Yine de, aşağıdaki fotoğrafta yakınında bir araştırmacı görebilirsiniz. Ölümcül Fil ayağının yanında duran kişinin Artur Korneyev olduğu düşünülmektedir. Kendisi Fil Ayağı’nı defalarca ziyaret etmesine rağmen, herkesi şaşırtacak şekilde hala yaşıyor.
Neyse ki ilerleyen süreçte araştırmacılar daha sıkı önlemler alarak araştırmalarına devam ettiler. Bu gizemli kütleyi incelemek için uzmanların örnekler toplaması gerekiyordu, ancak kütle yok edilemez görünüyordu. Maddeyi parçalamak için matkaplar ve baltalar kullandılar ama işe yaramadı. Sonunda, bir tüfekle ateş ederek yüzeyin bir parçasını kırmayı başardılar.
Fil Ayağı Nasıl Oluşmuştu Ve Kimyasal Yapısı Neydi?
Fil Ayağı’nın oluşumu, patlamadan sonraki yarım saat içinde başladı. Önce kontrol çubuğunun zirkonyum kaplaması eriyerek 1850 santigrat derecenin üzerine çıktı. Daha sonra uranyum dioksit topaklarını çözdü. Sonucunda artık ortada sıcak bir metal çorbası vardı. Bu da kısa sürede önüne çıkan her şeyi eritecekti.
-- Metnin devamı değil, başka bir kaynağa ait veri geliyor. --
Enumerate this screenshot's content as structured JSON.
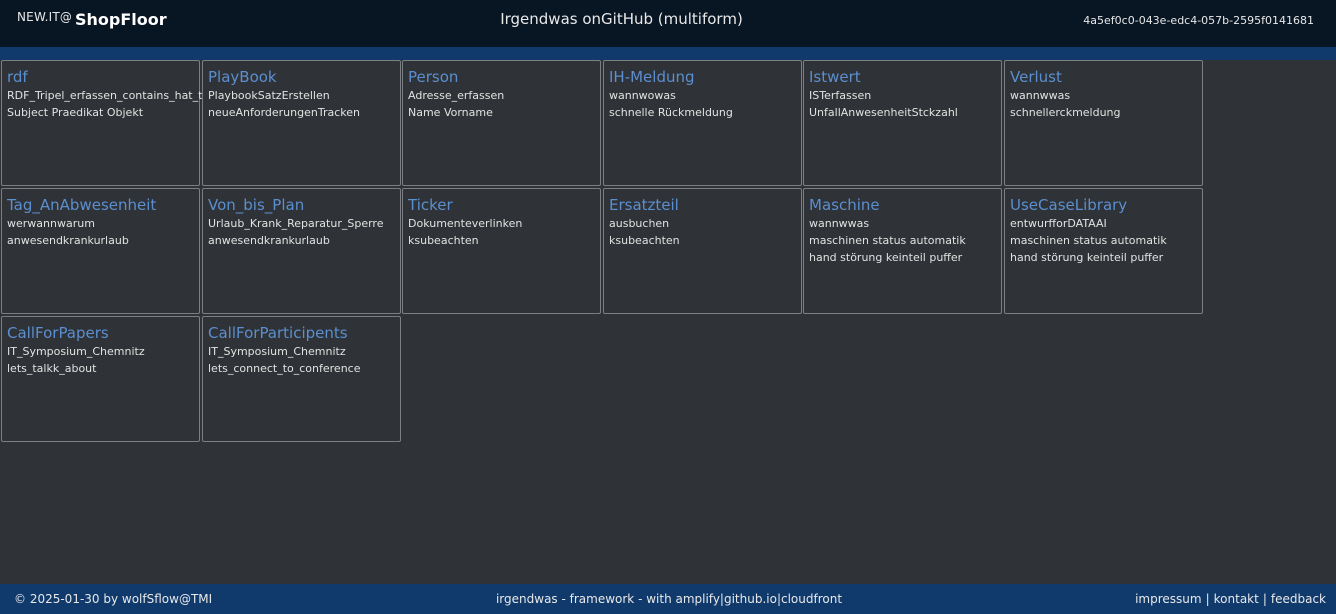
{
  "header": {
    "brand_prefix": "NEW.IT@",
    "brand_name": "ShopFloor",
    "title": "Irgendwas onGitHub (multiform)",
    "session_id": "4a5ef0c0-043e-edc4-057b-2595f0141681"
  },
  "cards": [
    {
      "title": "rdf",
      "lines": [
        "RDF_Tripel_erfassen_contains_hat_typ_...",
        "Subject Praedikat Objekt"
      ]
    },
    {
      "title": "PlayBook",
      "lines": [
        "PlaybookSatzErstellen",
        "neueAnforderungenTracken"
      ]
    },
    {
      "title": "Person",
      "lines": [
        "Adresse_erfassen",
        "Name Vorname"
      ]
    },
    {
      "title": "IH-Meldung",
      "lines": [
        "wannwowas",
        "schnelle Rückmeldung"
      ]
    },
    {
      "title": "Istwert",
      "lines": [
        "ISTerfassen",
        "UnfallAnwesenheitStckzahl"
      ]
    },
    {
      "title": "Verlust",
      "lines": [
        "wannwwas",
        "schnellerckmeldung"
      ]
    },
    {
      "title": "Tag_AnAbwesenheit",
      "lines": [
        "werwannwarum",
        "anwesendkrankurlaub"
      ]
    },
    {
      "title": "Von_bis_Plan",
      "lines": [
        "Urlaub_Krank_Reparatur_Sperre",
        "anwesendkrankurlaub"
      ]
    },
    {
      "title": "Ticker",
      "lines": [
        "Dokumenteverlinken",
        "ksubeachten"
      ]
    },
    {
      "title": "Ersatzteil",
      "lines": [
        "ausbuchen",
        "ksubeachten"
      ]
    },
    {
      "title": "Maschine",
      "lines": [
        "wannwwas",
        "maschinen status automatik",
        "hand störung keinteil puffer"
      ]
    },
    {
      "title": "UseCaseLibrary",
      "lines": [
        "entwurfforDATAAI",
        "maschinen status automatik",
        "hand störung keinteil puffer"
      ]
    },
    {
      "title": "CallForPapers",
      "lines": [
        "IT_Symposium_Chemnitz",
        "lets_talkk_about"
      ]
    },
    {
      "title": "CallForParticipents",
      "lines": [
        "IT_Symposium_Chemnitz",
        "lets_connect_to_conference"
      ]
    }
  ],
  "footer": {
    "copyright": "© 2025-01-30 by wolfSflow@TMI",
    "center": "irgendwas - framework - with amplify|github.io|cloudfront",
    "links": [
      "impressum",
      "kontakt",
      "feedback"
    ],
    "separator": "|"
  },
  "colors": {
    "header_bg": "#081523",
    "accent_bar": "#103a6c",
    "page_bg": "#2f3236",
    "card_title": "#5b8fcf",
    "card_border": "#7b7f84"
  }
}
Günümüzde Fil ayağının Silikon dioksit, Titanyum, Magnezyum ve Uranyumdan oluşan katılaşmış bir kütle olduğunu biliyoruz. Ayrıca Fil Ayağı dışında, araştırmacılar dördüncü reaktörün kalıntıları içinde daha birçok benzer katılaşmış kütleye rastlamışlardır. Bu katılaşmış radyoaktif lav kütlelerinde, Çernobilit adını verdikleri yeni bir madde de keşfettiler. Bu ölümcül madde de Uranyum ve zirkonyumdan oluşan bir bileşiktir.
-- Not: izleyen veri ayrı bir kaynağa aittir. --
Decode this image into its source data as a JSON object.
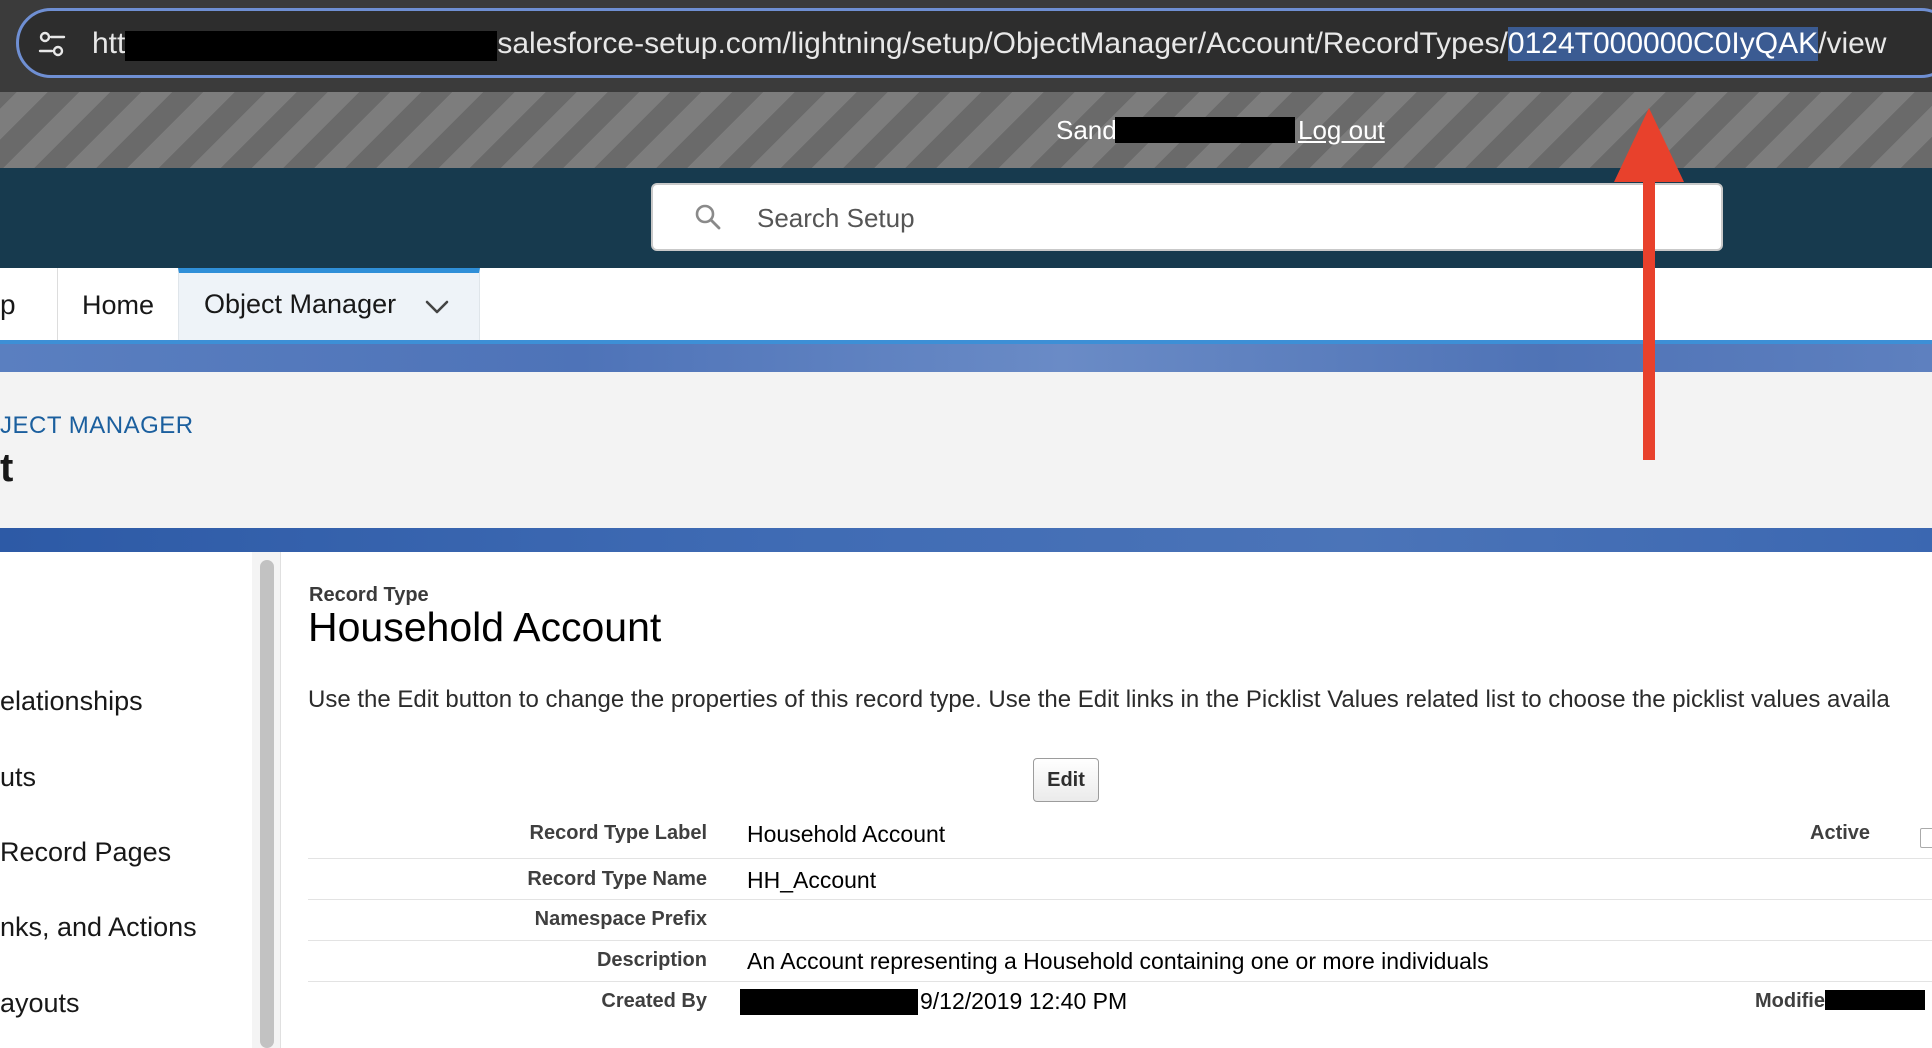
{
  "browser": {
    "url_prefix": "htt",
    "url_domain_path": "salesforce-setup.com/lightning/setup/ObjectManager/Account/RecordTypes/",
    "url_selected_id": "0124T000000C0IyQAK",
    "url_suffix": "/view"
  },
  "banner": {
    "user_prefix": "Sand",
    "logout_label": "Log out"
  },
  "header": {
    "search_placeholder": "Search Setup"
  },
  "nav": {
    "app_fragment": "p",
    "tabs": [
      {
        "label": "Home"
      },
      {
        "label": "Object Manager"
      }
    ]
  },
  "page_header": {
    "breadcrumb": "JECT MANAGER",
    "title_fragment": "t"
  },
  "sidebar": {
    "items": [
      {
        "label": "elationships"
      },
      {
        "label": "uts"
      },
      {
        "label": "Record Pages"
      },
      {
        "label": "nks, and Actions"
      },
      {
        "label": "ayouts"
      }
    ]
  },
  "record": {
    "eyebrow": "Record Type",
    "title": "Household Account",
    "description": "Use the Edit button to change the properties of this record type. Use the Edit links in the Picklist Values related list to choose the picklist values availa",
    "edit_label": "Edit",
    "fields": [
      {
        "label": "Record Type Label",
        "value": "Household Account"
      },
      {
        "label": "Record Type Name",
        "value": "HH_Account"
      },
      {
        "label": "Namespace Prefix",
        "value": ""
      },
      {
        "label": "Description",
        "value": "An Account representing a Household containing one or more individuals"
      },
      {
        "label": "Created By",
        "value": "9/12/2019 12:40 PM"
      }
    ],
    "active_label": "Active",
    "modified_label": "Modifie"
  },
  "colors": {
    "annotation_arrow": "#e8412c",
    "header_bg": "#173a4e",
    "link_blue": "#1b5f9e",
    "tab_accent": "#2f8fd8"
  }
}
Bu arada araştırmacıların yıllar içinde ulaştıkları ilginç bir sonuç daha vardı. Yaptıkları analiz sonucunda buldukları şey beklenenden çok daha farklıydı. Buldukları şey, Fil Ayağı’nın nükleer yakıtın kalıntıları olmadığıydı. Buldukları şey temelde Corium idi.
Corium Nedir?
Yakıt içeren malzeme veya lav benzeri yakıt içeren malzeme olarak da adlandırılan Corium, bir nükleer erime kazası sırasında nükleer reaktör çekirdeğinde oluşan bir malzemedir. Sonucunda erimesi durdurulamayan çekirdekteki kütle reaktörün tabanına ulaşıp orayı da eritecektir. Bunun sonucunda da yeni bir kütle oluşacaktır.
Aslına bakarsanız Corium tarihte yalnızca beş kez doğal olarak oluştu. Bunlardan bir tanesi Çernobil’de, bir kez 1979’da Pensilvanya’daki Three Mile Island kazasında ve üç kez de Japonya’daki Fukushima Daiichi nükleer santral felaketinde gerçekleşti.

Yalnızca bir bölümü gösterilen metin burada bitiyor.